The Spice of Life: A book review of Salt: A World History


Whether you sprinkle it on your eggs in the morning or soak it in at the spa as a treat, I'm willing to bet you have a little salt somewhere in your life.

Turns out this unassuming condiment has played a dramatic role in shifting empires, transforming economies, and shaping our cultural tastes...literally.

For years, I've been searching for a comprehensive book about the history of the world that isn't a complete snore or so academic that I don't understand what's being said after about the first couple paragraphs. Who knew that I'd find it in a book about salt.
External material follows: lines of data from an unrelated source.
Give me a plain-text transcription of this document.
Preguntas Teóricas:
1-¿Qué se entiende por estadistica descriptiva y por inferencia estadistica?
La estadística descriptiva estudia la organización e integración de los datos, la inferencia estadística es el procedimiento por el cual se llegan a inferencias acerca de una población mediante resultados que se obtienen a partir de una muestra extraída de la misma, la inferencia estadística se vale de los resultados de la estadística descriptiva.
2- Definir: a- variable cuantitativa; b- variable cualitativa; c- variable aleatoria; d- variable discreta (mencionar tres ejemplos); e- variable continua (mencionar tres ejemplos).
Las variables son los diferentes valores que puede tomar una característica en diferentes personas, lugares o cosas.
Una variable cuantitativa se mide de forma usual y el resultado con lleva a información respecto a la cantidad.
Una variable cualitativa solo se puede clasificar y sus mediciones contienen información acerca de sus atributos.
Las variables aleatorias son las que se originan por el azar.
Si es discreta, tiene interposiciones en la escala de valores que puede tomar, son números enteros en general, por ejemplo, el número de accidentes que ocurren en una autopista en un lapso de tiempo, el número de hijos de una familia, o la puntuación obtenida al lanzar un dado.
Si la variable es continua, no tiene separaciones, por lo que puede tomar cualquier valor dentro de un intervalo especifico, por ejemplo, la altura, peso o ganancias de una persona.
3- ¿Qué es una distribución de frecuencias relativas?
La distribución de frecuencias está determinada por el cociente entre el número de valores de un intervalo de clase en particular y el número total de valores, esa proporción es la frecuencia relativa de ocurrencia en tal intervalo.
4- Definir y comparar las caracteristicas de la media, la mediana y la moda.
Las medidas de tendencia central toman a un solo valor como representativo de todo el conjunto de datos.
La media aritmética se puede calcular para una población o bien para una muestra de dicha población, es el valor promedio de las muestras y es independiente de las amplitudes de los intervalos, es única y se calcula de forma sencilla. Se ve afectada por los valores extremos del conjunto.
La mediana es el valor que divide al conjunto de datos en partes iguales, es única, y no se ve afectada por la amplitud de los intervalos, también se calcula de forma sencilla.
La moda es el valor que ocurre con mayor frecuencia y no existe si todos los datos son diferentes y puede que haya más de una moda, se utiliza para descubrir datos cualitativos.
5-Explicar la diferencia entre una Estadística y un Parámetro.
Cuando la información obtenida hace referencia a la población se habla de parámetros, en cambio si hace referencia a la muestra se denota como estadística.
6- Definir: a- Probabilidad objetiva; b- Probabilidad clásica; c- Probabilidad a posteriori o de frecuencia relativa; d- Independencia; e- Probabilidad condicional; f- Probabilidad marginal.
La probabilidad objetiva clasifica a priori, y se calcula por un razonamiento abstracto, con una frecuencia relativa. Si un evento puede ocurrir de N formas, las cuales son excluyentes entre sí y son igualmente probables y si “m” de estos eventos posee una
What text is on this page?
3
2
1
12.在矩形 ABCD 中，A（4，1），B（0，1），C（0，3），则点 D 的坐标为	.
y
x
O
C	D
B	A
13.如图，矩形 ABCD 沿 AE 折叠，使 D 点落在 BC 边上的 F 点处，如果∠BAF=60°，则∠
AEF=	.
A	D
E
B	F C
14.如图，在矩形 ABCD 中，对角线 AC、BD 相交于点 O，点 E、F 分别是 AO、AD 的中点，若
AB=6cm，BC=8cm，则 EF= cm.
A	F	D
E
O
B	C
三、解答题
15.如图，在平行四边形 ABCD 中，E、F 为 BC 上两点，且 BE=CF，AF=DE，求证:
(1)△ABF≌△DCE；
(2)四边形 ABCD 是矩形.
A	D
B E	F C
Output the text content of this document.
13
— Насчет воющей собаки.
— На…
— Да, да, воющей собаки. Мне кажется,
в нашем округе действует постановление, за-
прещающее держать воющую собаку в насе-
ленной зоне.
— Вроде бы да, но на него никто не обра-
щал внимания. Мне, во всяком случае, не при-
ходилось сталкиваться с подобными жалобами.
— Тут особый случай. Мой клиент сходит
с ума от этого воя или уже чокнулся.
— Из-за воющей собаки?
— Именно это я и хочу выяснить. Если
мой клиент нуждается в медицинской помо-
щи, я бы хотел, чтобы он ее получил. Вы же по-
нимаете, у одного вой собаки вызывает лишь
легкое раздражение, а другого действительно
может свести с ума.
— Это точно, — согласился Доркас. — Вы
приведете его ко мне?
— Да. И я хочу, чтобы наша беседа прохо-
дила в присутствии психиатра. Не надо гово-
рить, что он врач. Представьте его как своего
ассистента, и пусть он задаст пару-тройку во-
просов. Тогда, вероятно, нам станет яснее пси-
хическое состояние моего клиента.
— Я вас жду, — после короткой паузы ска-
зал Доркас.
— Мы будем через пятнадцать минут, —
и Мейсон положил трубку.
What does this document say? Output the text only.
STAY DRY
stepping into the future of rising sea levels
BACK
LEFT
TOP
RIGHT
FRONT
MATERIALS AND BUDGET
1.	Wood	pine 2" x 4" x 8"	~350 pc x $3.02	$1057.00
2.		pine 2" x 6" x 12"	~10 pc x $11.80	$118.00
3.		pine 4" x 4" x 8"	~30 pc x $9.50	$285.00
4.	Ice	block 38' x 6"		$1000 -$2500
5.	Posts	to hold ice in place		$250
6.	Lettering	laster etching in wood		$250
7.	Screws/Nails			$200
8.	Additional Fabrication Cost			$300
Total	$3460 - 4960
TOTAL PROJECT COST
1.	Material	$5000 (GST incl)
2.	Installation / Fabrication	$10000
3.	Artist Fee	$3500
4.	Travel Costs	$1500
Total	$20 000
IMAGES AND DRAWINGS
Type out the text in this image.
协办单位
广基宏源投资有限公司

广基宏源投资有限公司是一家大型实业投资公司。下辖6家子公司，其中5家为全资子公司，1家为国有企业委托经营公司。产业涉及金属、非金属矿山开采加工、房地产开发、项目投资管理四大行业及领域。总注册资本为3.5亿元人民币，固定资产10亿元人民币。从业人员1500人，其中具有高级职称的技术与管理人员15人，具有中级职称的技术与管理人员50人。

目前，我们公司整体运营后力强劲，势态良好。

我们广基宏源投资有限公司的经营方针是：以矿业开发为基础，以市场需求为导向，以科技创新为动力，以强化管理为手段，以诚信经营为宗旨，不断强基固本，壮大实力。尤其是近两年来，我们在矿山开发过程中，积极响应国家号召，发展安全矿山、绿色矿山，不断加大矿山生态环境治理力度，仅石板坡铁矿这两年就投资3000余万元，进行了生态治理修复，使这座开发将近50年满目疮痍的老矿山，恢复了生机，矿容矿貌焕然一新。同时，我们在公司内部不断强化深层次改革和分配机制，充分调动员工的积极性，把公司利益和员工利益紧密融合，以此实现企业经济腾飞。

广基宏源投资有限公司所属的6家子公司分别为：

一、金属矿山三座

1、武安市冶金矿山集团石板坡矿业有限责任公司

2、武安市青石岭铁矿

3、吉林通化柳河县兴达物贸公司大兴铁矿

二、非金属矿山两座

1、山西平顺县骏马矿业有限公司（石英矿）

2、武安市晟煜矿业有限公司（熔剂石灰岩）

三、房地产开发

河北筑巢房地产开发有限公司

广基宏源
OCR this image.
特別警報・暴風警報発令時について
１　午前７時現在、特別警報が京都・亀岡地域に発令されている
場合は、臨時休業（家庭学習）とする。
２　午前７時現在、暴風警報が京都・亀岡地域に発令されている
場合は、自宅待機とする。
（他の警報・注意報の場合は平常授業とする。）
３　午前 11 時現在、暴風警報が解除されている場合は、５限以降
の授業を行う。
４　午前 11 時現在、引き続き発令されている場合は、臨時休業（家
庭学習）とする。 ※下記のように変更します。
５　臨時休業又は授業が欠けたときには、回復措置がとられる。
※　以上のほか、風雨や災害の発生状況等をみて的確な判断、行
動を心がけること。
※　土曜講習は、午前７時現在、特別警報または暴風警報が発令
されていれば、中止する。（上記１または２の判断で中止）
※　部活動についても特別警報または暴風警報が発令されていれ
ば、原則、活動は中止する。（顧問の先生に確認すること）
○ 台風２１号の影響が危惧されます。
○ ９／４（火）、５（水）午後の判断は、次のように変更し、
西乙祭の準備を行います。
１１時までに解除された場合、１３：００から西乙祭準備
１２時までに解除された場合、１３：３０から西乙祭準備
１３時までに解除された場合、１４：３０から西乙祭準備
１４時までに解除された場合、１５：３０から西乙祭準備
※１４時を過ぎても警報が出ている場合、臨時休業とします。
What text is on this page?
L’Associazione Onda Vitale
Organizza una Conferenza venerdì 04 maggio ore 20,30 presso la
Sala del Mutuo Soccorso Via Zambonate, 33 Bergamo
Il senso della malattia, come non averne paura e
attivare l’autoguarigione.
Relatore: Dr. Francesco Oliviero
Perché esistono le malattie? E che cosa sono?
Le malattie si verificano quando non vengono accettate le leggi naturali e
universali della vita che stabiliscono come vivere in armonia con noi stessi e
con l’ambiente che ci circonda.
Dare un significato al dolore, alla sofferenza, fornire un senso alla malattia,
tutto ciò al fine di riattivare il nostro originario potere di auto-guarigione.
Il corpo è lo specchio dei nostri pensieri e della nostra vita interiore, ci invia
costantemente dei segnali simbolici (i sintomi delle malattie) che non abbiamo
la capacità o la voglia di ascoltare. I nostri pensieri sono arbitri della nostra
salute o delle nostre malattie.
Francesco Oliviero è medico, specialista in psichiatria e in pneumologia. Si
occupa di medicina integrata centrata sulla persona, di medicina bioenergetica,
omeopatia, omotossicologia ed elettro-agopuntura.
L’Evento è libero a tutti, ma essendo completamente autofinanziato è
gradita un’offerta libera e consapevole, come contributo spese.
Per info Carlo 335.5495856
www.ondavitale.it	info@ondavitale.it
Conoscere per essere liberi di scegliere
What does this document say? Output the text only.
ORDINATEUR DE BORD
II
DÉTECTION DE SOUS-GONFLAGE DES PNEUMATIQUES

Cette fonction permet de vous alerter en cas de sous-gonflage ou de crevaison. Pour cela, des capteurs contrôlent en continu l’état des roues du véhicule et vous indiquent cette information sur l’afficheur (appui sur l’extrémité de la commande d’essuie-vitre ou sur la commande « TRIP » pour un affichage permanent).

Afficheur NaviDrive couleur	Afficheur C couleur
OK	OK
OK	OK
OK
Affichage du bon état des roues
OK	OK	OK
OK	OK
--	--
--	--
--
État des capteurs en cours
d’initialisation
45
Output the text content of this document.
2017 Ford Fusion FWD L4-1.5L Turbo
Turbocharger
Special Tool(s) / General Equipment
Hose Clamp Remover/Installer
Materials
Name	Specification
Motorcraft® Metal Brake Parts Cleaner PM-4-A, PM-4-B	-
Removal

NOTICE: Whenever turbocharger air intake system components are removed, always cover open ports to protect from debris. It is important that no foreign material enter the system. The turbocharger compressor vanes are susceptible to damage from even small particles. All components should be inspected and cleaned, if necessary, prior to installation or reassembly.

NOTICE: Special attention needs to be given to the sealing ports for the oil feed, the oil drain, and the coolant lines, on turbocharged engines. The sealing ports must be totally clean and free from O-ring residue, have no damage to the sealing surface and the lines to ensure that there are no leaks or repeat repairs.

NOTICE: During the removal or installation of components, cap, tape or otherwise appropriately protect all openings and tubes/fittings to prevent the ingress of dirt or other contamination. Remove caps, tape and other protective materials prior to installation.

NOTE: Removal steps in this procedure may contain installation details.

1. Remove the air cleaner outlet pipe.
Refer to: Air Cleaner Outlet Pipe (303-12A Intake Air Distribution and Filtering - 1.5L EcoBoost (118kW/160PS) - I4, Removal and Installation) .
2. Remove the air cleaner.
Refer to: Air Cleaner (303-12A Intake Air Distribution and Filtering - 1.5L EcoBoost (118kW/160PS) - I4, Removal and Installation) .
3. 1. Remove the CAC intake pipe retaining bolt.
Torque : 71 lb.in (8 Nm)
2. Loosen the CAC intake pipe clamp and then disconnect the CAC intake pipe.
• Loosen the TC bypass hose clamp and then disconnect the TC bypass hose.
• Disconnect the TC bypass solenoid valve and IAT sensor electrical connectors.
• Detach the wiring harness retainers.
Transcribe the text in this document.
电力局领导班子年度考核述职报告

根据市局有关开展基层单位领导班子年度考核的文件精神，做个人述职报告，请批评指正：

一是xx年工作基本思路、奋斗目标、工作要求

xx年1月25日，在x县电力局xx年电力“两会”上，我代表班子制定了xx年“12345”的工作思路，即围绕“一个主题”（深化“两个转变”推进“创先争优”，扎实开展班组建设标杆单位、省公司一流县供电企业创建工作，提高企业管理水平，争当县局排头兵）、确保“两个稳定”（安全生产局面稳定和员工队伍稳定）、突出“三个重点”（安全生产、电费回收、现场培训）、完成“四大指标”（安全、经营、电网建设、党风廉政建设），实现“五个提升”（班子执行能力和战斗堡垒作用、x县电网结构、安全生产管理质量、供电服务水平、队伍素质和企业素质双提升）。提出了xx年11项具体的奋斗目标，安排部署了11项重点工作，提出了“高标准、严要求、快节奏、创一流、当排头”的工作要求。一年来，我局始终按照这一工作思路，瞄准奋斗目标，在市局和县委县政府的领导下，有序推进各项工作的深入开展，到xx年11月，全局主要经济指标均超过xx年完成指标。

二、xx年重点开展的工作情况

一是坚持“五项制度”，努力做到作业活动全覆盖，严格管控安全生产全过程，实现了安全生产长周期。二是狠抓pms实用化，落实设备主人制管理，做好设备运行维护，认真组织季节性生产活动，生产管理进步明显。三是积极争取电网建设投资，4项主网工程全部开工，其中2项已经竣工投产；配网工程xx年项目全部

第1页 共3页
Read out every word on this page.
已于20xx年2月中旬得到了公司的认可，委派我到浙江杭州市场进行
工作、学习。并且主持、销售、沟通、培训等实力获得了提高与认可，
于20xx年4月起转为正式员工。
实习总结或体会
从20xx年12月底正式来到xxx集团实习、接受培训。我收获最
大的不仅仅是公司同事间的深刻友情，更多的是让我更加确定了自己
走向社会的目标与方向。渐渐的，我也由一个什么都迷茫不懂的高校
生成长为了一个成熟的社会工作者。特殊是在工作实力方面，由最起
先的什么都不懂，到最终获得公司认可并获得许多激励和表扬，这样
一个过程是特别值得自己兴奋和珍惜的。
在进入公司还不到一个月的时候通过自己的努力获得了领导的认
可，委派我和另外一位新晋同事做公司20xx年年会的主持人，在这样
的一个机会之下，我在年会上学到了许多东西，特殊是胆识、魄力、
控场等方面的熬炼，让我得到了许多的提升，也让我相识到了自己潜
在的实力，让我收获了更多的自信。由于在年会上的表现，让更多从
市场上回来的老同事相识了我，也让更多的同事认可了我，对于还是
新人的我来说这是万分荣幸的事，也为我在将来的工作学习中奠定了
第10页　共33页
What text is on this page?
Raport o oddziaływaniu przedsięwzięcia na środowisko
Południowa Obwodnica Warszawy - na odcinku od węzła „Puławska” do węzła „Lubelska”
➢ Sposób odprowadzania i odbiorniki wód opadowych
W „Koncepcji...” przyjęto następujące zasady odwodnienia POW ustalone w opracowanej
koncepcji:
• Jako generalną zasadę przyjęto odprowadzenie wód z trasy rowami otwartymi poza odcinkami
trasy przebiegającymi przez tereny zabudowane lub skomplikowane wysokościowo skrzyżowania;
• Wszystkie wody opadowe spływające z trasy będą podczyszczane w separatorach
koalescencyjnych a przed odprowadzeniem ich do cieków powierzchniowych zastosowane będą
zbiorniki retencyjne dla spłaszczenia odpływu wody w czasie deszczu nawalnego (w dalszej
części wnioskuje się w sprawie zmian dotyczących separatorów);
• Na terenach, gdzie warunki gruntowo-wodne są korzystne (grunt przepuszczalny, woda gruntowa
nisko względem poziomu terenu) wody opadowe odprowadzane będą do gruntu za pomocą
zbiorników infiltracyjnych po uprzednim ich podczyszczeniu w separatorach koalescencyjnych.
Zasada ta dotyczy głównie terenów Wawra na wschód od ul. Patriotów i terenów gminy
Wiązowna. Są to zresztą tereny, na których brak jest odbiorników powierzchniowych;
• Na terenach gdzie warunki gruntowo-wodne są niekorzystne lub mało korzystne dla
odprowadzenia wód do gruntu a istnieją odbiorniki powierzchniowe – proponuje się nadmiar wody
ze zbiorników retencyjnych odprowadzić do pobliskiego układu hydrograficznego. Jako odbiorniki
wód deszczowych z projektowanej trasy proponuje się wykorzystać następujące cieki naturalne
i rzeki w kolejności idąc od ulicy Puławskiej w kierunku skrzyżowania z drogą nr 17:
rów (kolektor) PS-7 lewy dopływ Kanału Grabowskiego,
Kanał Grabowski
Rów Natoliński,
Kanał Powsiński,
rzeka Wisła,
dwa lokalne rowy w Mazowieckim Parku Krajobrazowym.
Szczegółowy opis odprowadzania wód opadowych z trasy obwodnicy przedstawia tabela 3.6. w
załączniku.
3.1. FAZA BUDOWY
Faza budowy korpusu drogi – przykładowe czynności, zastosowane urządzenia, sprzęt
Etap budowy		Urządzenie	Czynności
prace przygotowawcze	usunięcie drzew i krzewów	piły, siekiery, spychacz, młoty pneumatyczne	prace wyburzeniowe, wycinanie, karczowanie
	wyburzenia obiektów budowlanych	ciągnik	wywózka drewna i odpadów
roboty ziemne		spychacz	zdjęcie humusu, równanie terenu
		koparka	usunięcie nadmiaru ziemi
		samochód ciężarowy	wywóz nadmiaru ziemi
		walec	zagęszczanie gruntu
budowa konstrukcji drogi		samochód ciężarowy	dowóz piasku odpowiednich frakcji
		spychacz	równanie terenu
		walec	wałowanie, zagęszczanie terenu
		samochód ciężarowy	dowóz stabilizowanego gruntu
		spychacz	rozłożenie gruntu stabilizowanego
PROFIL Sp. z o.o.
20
Hang with me here because I know you're thinking, "Seriously, salt?" The book Salt: A World History by Mark Kurlansky begins at the dawn of civilization and traces the path of salt through until modern times. Far from a bore, Kurlansky deftly illustrates how the desire (and physical need) for this basic mineral propelled commerce, innovation, and even intrigue.

Kurlansky leads readers through centuries of salt use in a way that feels more story than study. At times, he takes a step away from the narrative and examines other social issues - poverty, slavery, classism - through the lens of access to commodities that fuel economies. With detailed research and a smooth writing style, Kurlansky opens readers' eyes to the [strangely] influential world of something that sits in our kitchen cupboards, if not on our tables.

If you're looking for a highly-engaging read that will also give you a broad picture of the scope of world history, look no further. And I promise you, after reading this book, you'll never look at your salt shaker the same way again.